Preclinical PET Platform (O.E., I.V., R.K.S.), Department of Medicinal Chemistry, Uppsala University, SE-751 83 Uppsala, Sweden; Department of Radiology, Oncology, and Radiation Sciences (I.V., L.J., G.A., J.S.), Uppsala University, SE-751 83 Uppsala, Sweden; PET Centre (I.V., G.A., J.S.), Centre for Medical Imaging, Uppsala University Hospital, Uppsala, SE-751 83 Sweden; Beckman Research Institute of the City of Hope (F.K.), Duarte, California 91010; AstraZeneca R&D (L.J.), SE-431 50 Mölndal, Sweden; Department of Medical Sciences (B.E.), Uppsala University, SE-751 83 Uppsala, Sweden; and Department of Immunology, Genetics, and Pathology (O.K.), Uppsala University SE-751 83, Uppsala, Sweden.

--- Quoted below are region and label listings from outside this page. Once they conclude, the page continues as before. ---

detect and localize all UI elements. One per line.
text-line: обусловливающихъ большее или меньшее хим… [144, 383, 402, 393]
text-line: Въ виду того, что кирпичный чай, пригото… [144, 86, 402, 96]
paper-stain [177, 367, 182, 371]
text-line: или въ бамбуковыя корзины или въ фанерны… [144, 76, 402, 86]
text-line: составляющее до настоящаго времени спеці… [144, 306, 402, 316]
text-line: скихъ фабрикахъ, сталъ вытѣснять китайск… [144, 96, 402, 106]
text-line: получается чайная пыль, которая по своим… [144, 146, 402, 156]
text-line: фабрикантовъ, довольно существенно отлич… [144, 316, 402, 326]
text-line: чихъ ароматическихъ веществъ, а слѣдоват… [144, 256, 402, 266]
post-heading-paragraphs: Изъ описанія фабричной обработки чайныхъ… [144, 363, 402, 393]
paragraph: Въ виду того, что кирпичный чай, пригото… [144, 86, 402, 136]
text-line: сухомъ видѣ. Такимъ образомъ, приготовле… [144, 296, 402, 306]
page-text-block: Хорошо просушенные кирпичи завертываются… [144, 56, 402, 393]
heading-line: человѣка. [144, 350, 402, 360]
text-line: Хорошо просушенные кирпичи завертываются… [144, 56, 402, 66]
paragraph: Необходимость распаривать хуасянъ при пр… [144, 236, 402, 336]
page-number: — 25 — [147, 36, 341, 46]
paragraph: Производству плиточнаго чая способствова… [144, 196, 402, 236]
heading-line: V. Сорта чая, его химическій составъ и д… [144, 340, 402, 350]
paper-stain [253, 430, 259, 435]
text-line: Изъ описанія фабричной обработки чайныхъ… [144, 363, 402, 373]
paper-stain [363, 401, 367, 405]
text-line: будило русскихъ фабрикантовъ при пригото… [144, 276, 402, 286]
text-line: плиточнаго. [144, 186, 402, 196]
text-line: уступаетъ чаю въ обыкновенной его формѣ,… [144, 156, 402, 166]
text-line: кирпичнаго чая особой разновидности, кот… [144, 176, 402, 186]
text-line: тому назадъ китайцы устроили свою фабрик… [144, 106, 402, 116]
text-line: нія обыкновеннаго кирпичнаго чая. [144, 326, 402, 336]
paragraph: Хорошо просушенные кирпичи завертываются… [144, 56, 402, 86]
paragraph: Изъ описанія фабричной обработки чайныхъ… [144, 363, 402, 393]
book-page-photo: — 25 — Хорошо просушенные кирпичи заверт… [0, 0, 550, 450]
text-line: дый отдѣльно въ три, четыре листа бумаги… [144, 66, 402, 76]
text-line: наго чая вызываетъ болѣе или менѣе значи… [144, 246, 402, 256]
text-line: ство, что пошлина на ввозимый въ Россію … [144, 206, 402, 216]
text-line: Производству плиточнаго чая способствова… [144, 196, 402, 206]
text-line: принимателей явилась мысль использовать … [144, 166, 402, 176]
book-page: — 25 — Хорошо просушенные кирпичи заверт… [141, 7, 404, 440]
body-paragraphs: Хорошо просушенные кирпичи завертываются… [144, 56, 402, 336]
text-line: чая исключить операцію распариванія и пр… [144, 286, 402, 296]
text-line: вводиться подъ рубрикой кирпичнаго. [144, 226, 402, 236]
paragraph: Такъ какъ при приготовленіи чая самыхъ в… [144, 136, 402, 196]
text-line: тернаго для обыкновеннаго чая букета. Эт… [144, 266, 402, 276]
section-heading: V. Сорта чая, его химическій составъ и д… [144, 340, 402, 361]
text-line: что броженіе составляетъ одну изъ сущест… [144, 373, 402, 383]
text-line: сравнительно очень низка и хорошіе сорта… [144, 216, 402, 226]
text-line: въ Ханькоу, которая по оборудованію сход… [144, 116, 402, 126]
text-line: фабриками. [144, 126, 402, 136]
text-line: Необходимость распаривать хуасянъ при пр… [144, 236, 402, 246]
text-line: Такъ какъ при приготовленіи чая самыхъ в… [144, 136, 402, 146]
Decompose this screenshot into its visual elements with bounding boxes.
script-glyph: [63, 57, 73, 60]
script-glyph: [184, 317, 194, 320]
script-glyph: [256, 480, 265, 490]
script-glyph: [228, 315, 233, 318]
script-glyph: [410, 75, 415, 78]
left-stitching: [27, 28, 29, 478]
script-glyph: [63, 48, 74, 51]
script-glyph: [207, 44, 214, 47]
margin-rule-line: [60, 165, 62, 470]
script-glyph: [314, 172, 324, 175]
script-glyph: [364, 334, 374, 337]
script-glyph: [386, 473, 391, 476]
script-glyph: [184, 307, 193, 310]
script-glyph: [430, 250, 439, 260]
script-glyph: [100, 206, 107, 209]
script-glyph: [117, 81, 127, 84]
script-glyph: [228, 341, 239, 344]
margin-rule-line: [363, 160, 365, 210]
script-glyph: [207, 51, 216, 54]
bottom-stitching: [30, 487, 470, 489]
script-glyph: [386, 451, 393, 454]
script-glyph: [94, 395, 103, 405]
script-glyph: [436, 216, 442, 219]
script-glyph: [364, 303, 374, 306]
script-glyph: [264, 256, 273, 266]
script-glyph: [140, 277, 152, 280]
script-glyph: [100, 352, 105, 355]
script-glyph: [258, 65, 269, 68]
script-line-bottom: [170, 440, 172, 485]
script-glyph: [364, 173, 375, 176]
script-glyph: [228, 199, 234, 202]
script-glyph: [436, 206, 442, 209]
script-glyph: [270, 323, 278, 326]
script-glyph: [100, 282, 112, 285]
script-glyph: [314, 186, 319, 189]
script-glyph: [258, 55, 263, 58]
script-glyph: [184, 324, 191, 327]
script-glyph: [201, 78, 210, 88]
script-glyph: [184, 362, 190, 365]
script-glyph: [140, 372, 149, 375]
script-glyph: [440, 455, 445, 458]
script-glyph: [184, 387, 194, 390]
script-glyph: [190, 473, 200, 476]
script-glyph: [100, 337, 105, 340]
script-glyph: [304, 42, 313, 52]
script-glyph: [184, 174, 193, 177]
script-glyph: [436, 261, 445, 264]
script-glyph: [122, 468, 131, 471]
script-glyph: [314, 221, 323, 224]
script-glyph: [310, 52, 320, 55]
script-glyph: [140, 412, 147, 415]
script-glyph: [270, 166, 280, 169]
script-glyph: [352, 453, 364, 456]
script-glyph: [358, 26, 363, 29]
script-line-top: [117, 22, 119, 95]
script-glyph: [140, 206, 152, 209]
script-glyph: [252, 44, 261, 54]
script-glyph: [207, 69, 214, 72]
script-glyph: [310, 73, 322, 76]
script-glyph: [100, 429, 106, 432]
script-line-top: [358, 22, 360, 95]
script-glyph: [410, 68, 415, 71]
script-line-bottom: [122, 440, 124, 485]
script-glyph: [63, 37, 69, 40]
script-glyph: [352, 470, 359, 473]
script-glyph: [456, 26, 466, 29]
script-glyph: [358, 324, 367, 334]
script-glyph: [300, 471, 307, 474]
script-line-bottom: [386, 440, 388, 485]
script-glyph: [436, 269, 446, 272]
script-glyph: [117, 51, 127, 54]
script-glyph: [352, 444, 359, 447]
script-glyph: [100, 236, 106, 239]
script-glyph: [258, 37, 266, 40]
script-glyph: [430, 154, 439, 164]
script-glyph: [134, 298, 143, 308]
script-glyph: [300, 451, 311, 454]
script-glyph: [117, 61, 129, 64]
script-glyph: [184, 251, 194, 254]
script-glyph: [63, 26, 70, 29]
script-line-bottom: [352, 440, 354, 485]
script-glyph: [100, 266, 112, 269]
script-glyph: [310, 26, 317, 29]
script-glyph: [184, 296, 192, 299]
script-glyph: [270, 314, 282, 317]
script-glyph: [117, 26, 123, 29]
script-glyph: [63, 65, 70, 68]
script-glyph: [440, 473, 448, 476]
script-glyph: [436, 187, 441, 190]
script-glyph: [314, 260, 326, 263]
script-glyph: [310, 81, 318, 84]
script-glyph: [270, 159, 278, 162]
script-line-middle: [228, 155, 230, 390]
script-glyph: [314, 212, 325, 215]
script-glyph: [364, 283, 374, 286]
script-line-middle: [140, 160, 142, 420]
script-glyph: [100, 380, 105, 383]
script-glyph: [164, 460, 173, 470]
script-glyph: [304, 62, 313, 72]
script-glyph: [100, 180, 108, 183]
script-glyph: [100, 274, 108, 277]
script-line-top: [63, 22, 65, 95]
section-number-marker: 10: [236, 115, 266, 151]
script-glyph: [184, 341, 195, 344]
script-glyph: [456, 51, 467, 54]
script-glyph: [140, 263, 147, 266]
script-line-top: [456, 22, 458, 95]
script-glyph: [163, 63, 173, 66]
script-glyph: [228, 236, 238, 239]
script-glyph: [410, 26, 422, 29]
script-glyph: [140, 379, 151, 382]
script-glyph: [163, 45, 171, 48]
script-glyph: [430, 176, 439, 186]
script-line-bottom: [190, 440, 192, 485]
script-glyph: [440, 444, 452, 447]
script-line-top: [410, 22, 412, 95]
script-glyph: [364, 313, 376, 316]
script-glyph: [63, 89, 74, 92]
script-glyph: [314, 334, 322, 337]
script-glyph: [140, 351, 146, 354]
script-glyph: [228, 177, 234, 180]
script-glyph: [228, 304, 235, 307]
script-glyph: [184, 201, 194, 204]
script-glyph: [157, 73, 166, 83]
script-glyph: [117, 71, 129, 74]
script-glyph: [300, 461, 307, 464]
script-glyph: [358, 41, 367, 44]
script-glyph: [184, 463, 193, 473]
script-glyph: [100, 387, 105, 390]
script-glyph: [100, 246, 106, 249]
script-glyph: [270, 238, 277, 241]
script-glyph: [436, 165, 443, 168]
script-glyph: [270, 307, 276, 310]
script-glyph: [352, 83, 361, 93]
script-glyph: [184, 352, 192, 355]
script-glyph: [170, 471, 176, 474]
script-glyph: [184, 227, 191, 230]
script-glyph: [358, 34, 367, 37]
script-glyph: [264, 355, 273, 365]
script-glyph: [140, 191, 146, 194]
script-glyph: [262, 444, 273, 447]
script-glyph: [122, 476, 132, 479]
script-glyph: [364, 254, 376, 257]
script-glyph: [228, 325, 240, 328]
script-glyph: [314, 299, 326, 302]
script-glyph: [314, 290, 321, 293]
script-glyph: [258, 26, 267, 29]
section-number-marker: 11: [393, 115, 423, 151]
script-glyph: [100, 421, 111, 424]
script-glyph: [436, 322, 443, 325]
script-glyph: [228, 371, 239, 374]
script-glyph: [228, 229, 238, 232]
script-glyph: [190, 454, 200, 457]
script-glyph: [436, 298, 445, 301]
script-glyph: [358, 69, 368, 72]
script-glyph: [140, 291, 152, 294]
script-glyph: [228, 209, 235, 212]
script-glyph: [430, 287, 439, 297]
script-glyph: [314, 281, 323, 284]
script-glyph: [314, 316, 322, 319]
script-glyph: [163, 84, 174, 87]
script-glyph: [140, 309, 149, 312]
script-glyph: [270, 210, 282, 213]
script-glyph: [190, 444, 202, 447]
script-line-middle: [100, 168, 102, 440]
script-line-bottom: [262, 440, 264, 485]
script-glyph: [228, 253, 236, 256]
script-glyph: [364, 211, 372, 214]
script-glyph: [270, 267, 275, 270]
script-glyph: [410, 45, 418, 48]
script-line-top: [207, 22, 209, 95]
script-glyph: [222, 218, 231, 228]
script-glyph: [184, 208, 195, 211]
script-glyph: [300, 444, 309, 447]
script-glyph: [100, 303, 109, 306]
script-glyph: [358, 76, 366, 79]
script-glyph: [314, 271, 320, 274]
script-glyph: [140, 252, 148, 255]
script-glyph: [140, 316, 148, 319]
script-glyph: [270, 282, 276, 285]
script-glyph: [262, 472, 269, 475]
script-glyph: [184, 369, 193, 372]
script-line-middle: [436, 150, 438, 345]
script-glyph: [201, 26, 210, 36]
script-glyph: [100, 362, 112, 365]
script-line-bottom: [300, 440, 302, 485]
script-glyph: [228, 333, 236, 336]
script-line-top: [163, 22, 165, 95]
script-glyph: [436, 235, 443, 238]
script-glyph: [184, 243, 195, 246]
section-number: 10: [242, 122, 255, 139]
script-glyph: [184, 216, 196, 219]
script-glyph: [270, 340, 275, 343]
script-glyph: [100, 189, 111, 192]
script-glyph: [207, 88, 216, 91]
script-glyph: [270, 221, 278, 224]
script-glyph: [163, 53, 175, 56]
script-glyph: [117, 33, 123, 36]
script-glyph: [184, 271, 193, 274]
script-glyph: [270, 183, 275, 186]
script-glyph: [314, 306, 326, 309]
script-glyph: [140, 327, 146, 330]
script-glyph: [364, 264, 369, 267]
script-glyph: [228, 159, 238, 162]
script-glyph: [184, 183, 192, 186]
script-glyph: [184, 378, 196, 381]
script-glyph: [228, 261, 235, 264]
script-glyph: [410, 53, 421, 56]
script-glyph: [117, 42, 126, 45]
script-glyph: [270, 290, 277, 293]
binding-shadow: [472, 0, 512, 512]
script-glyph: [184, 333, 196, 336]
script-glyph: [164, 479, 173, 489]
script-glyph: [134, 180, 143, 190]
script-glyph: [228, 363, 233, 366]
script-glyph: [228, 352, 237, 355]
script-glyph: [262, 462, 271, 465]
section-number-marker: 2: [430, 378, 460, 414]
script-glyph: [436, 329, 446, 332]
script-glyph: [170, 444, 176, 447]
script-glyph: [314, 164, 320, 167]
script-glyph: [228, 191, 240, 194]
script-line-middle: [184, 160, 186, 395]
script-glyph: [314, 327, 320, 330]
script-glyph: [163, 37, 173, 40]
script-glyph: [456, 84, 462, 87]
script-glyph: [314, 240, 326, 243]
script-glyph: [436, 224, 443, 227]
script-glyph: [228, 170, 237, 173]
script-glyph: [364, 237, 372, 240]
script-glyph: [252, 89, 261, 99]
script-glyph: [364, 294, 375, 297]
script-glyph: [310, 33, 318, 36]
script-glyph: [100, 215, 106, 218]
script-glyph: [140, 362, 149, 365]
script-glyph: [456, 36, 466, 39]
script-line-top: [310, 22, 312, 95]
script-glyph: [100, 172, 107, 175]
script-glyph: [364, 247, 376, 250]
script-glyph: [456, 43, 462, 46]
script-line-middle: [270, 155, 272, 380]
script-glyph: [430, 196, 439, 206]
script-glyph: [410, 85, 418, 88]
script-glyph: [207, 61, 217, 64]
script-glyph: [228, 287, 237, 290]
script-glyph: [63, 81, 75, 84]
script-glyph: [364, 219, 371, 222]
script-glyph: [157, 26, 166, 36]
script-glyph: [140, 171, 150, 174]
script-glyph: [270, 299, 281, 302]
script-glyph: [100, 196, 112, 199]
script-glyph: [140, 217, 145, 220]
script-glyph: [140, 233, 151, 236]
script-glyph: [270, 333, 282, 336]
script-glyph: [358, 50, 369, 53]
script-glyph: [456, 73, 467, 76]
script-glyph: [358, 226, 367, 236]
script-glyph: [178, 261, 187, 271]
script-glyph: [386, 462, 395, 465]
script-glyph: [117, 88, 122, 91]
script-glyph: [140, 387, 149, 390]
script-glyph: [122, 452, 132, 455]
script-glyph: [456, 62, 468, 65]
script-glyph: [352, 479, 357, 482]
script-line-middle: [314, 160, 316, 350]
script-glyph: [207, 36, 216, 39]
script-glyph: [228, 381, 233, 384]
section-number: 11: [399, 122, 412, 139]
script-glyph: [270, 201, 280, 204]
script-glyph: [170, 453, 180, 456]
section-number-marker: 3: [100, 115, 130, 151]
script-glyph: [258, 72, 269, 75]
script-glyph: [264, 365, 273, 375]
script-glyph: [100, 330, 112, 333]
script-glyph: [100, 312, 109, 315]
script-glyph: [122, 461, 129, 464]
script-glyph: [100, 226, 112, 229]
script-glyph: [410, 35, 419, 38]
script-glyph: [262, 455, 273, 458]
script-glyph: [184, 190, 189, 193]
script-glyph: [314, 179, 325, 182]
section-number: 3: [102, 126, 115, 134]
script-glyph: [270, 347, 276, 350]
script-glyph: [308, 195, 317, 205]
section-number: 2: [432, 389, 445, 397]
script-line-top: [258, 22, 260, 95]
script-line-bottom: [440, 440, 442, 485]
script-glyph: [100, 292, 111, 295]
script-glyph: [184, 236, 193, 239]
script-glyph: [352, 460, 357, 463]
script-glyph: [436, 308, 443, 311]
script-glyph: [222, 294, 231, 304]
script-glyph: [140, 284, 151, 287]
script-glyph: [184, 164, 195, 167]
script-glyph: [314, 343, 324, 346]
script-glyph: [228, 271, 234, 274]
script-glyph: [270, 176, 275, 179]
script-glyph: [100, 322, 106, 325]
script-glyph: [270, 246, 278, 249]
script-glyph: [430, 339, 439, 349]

Insulinomas are the most common cause of endogenous hyperinsulinemic hypoglycemia in nondiabetic adult patients. They are usually benign, and curative surgery is the "gold standard" treatment if they can be localized. Malignant insulinomas are seen in less than 10% of patients, and their prognosis is poor. The glucagon like peptide-1 receptor (GLP-1R) is markedly up-regulated in insulinomas-especially benign lesions, which are difficult to localize with current imaging techniques.


The aim of the study was to assess the possibility of the detection of primary and metastatic insulinoma by positron emission tomography (PET) using [(68)Ga]Ga-DO3A-VS-Cys(40)-Exendin-4 ([(68)Ga]Exendin-4) in a patient with severe hypoglycemia.


Dynamic and static PET/computed tomography (CT) examination of a patient was performed using [(68)Ga]Exendin-4 at Uppsala University Hospital, Uppsala, Sweden.


A patient presented with hypoglycemia requiring continuous iv glucose infusions. A pancreatic insulinoma was suspected, and an exploratory laparotomy was urgently performed. At surgery, a tumor in the pancreatic tail with an adjacent metastasis was found, and a distal pancreatic resection (plus splenectomy) and removal of lymph node were performed. Histopathology showed a World Health Organization classification grade II insulinoma. Postoperatively, hypoglycemia persisted, but a PET/CT examination using the neuroendocrine marker [(11)C]-5-hydroxy-L-tryptophan was negative.


The patient was administered [(68)Ga]Exendin-4 and was examined by dynamic PET over the liver and pancreas.


The stable GLP-1 analog Exendin-4 was labeled with (68)Ga for PET imaging of GLP-1R-expressing tumors. The patient was examined by [(68)Ga]Exendin-4-PET/CT, which confirmed several small GLP-1R-positive lesions in the liver and a lymph node that could not be conclusively identified by other imaging techniques. The results obtained from the [(68)Ga]Exendin-4-PET/CT examination provided the basis for continued systemic treatment.


The results of the [(68)Ga]Exendin-4-PET/CT examination governed the treatment strategy of this particular patient and demonstrated the potential of this technique for future management of patients with this rare but potentially fatal disease.